By Theodore Maghrak | Volunteer, High Atlas Foundation
The High Atlas Foundation (HAF) was founded in 2000 with one overarching goal: to empower disadvantaged Moroccan communities, endorsing grassroots development and catalyzing sustainable economic growth. Requested by most communities, planting fruit trees for rural families is one of HAF’s many major projects. HAF raises trees in nurseries around the country, and once they are ready for planting, they participate with the recipients to ensure they’re properly relocated. Once a family receives trees, they are the sole beneficiaries of the fruits (and profits) grown with these trees.
In an innovative partnership, HAF has been working with a youth protection center for at-risk youth in Fes for about a year. Boys between the ages of 12 and 18 are residents at the center for roughly six months at a time, either serving in lieu of jail time, or having come as orphans. HAF became involved roughly a year ago, bringing a tree nursery to the center’s grounds. This year, through the partnership, they have planted about 300,000 seeds, working alongside the children to empower them with new skills. While learning about community empowerment, sustainability, agriculture, and more, the partnership helps provide much-needed structure that may ultimately reduce recidivism rates after the children return to their communities at-large.
The center, run by the Ministry of Youth and Sport, is one of twenty such centers nationwide. With youth representing an estimated 2.7 percent of the prison population in Morocco, these centers provide a valuable alternative to incarceration. These centers’ goal is to provide much-needed structure for youth offenders in a rehabilitative environment, while offering educational and vocational training. Several centers have programs in which the youth can receive a certificate or diploma following their training. Setting the series of centers apart from jails, they work to maintain and strengthen links between the youth, their families, and their community.
This shift is part of a larger global trend to reduce youth incarceration, opting instead to place youth in what one researcher calls “a robust continuum of community-based programs that endeavor to provide the exact elements research is telling us youth need to thrive and desist from delinquency.” This “continuum” of community-based alternatives to incarceration should provide, according to Penal Reform International, the following: education and vocational training; programs, recreation and religion; maintenance of family ties; maintenance of community ties; and ultimately plan for a transition out of a facility.After implementing alternatives like these locally, many states and municipalities in the United States have seen dramatic reductions in youth arrest, incarceration, and recidivism rates.

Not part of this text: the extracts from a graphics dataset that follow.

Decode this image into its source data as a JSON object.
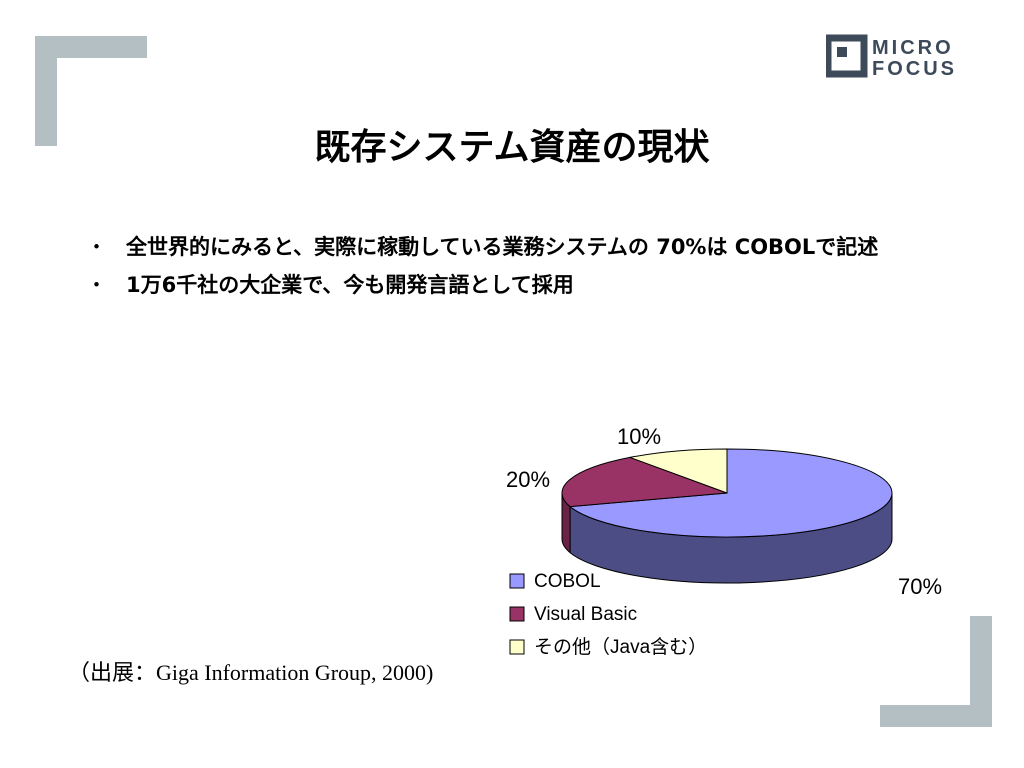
{
  "title": "既存システム資産の現状",
  "logo": {
    "line1": "MICRO",
    "line2": "FOCUS"
  },
  "bullets": [
    {
      "marker": "・",
      "text": "全世界的にみると、実際に稼動している業務システムの 70%は COBOLで記述"
    },
    {
      "marker": "・",
      "text": "1万6千社の大企業で、今も開発言語として採用"
    }
  ],
  "source": "（出展：Giga Information Group, 2000)",
  "colors": {
    "corner": "#b4bfc4",
    "logo": "#3d4a5a",
    "cobol": "#9999ff",
    "cobol_side": "#4d4d86",
    "visual_basic": "#993366",
    "visual_basic_side": "#6a2346",
    "other": "#ffffcc",
    "other_side": "#c8c89a"
  },
  "chart_data": {
    "type": "pie",
    "three_d": true,
    "slices": [
      {
        "label": "COBOL",
        "value": 70,
        "display": "70%"
      },
      {
        "label": "Visual Basic",
        "value": 20,
        "display": "20%"
      },
      {
        "label": "その他（Java含む）",
        "value": 10,
        "display": "10%"
      }
    ],
    "legend": [
      "COBOL",
      "Visual Basic",
      "その他（Java含む）"
    ],
    "legend_position": "bottom-left"
  }
}
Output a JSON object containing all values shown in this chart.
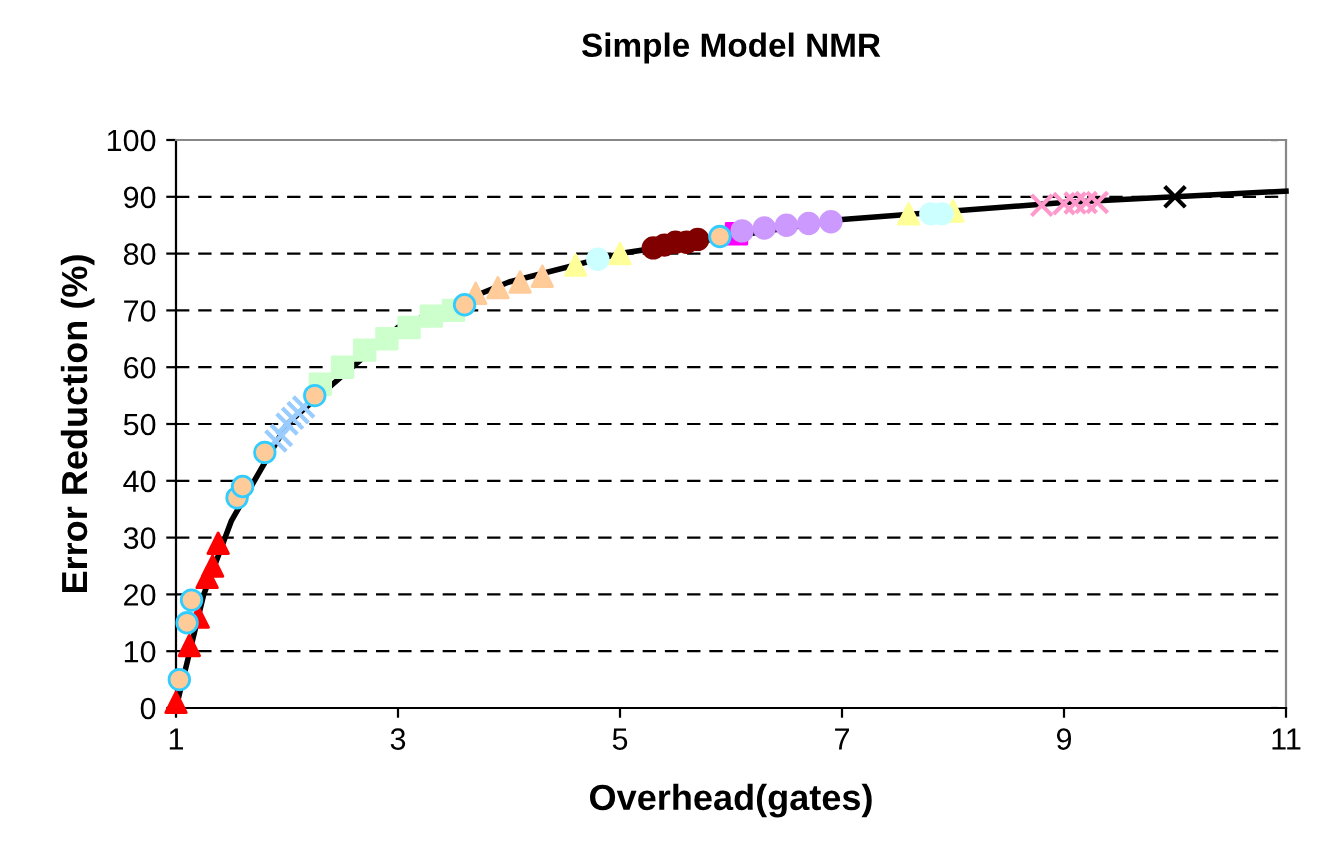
{
  "chart_data": {
    "type": "scatter",
    "title": "Simple Model NMR",
    "xlabel": "Overhead(gates)",
    "ylabel": "Error Reduction (%)",
    "xlim": [
      1,
      11
    ],
    "ylim": [
      0,
      100
    ],
    "xticks": [
      1,
      3,
      5,
      7,
      9,
      11
    ],
    "yticks": [
      0,
      10,
      20,
      30,
      40,
      50,
      60,
      70,
      80,
      90,
      100
    ],
    "grid": "y",
    "legend": false,
    "series": [
      {
        "type": "line",
        "color": "#000000",
        "marker": "none",
        "line_style": "solid",
        "x": [
          1,
          1.25,
          1.5,
          2,
          3,
          4,
          5,
          7,
          8,
          9,
          10,
          11
        ],
        "values": [
          0,
          20,
          33,
          50,
          67,
          75,
          80,
          86,
          87.5,
          89,
          90,
          91
        ]
      },
      {
        "color": "#ff0000",
        "marker": "triangle",
        "x": [
          1.0,
          1.12,
          1.2,
          1.28,
          1.33,
          1.38
        ],
        "values": [
          1,
          11,
          16,
          23,
          25,
          29
        ]
      },
      {
        "color": "#99ccff",
        "marker": "cross",
        "x": [
          1.9,
          1.95,
          2.0,
          2.05,
          2.1,
          2.15
        ],
        "values": [
          47,
          48,
          50,
          51,
          52,
          53
        ]
      },
      {
        "color": "#ccffcc",
        "marker": "square",
        "x": [
          2.3,
          2.5,
          2.7,
          2.9,
          3.1,
          3.3,
          3.5
        ],
        "values": [
          57,
          60,
          63,
          65,
          67,
          69,
          70
        ]
      },
      {
        "color": "#ffcc99",
        "marker": "triangle",
        "x": [
          3.7,
          3.9,
          4.1,
          4.3
        ],
        "values": [
          73,
          74,
          75,
          76
        ]
      },
      {
        "color": "#ffff99",
        "marker": "triangle",
        "x": [
          4.6,
          5.0,
          7.6,
          8.0
        ],
        "values": [
          78,
          80,
          87,
          87.5
        ]
      },
      {
        "color": "#ccffff",
        "marker": "circle",
        "x": [
          4.8,
          7.8,
          7.9
        ],
        "values": [
          79,
          87,
          87
        ]
      },
      {
        "color": "#800000",
        "marker": "circle",
        "x": [
          5.3,
          5.4,
          5.5,
          5.6,
          5.7
        ],
        "values": [
          81,
          81.5,
          82,
          82,
          82.5
        ]
      },
      {
        "color": "#ff00ff",
        "marker": "square",
        "x": [
          6.05
        ],
        "values": [
          83.5
        ]
      },
      {
        "color": "#cc99ff",
        "marker": "circle",
        "x": [
          6.1,
          6.3,
          6.5,
          6.7,
          6.9
        ],
        "values": [
          84,
          84.5,
          85,
          85.3,
          85.6
        ]
      },
      {
        "color": "#ff99cc",
        "marker": "cross",
        "x": [
          8.8,
          9.0,
          9.1,
          9.2,
          9.3
        ],
        "values": [
          88.5,
          88.8,
          88.9,
          89,
          89
        ]
      },
      {
        "color": "#000000",
        "marker": "cross",
        "x": [
          10
        ],
        "values": [
          90
        ]
      },
      {
        "color": "#ffcc99",
        "marker": "circle",
        "x": [
          1.03,
          1.1,
          1.14,
          1.55,
          1.6,
          1.8,
          2.25,
          3.6,
          5.9
        ],
        "values": [
          5,
          15,
          19,
          37,
          39,
          45,
          55,
          71,
          83
        ]
      }
    ]
  }
}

The partnership between HAF and the youth protection center confers benefits to both the Moroccan community at-large and the youth in residence at the center. It empowers families to have an additional source of income and nutrition, while simultaneously taking part in a larger global practice in reducing recidivism rates and combating extremism before it can develop among at-risk youth in the center. This is of critical importance in Morocco, where 28 percent of the population between 15 and 24 are unemployed, and not in school or any sort of professional training. This un- and underemployment puts Moroccan youth at risk in many ways, principally in that it can build a culture of resentment.
HAF is currently developing another partnership and an argan and carob tree nursery with a youth protection center in Oujda, with is including the youth from the first stages. With the knowledge that they’re working towards a larger goal, helping a great number of rural Moroccan families, the youth involved benefit from a sense of empowerment and the satisfaction of helping others, fostered in this innovative partnership.
Traditional in-kind land donations have tremendous impacts on the community at-large, and these contributions with the youth protection centers have ripple effects on a larger level. This partnership could blossom at a national level, if partnered with all 20 youth protection centers run by the Ministry of Youth and Sport. At the center in Fes alone, the 300,000 planted seeds will grow into trees tended by staff, youth in residence, and volunteers. Once these trees are distributed among rural families, on average comprising nine family members each, the impact on the community comes into clear focus. This is only a small portion of HAF’s overall efforts, but the possibilities of a larger partnership with all the centers would multiply those efforts in ways that bring benefits to not only the families receiving trees, but also empowering at-risk youth with structure, education, and positive role models and leadership.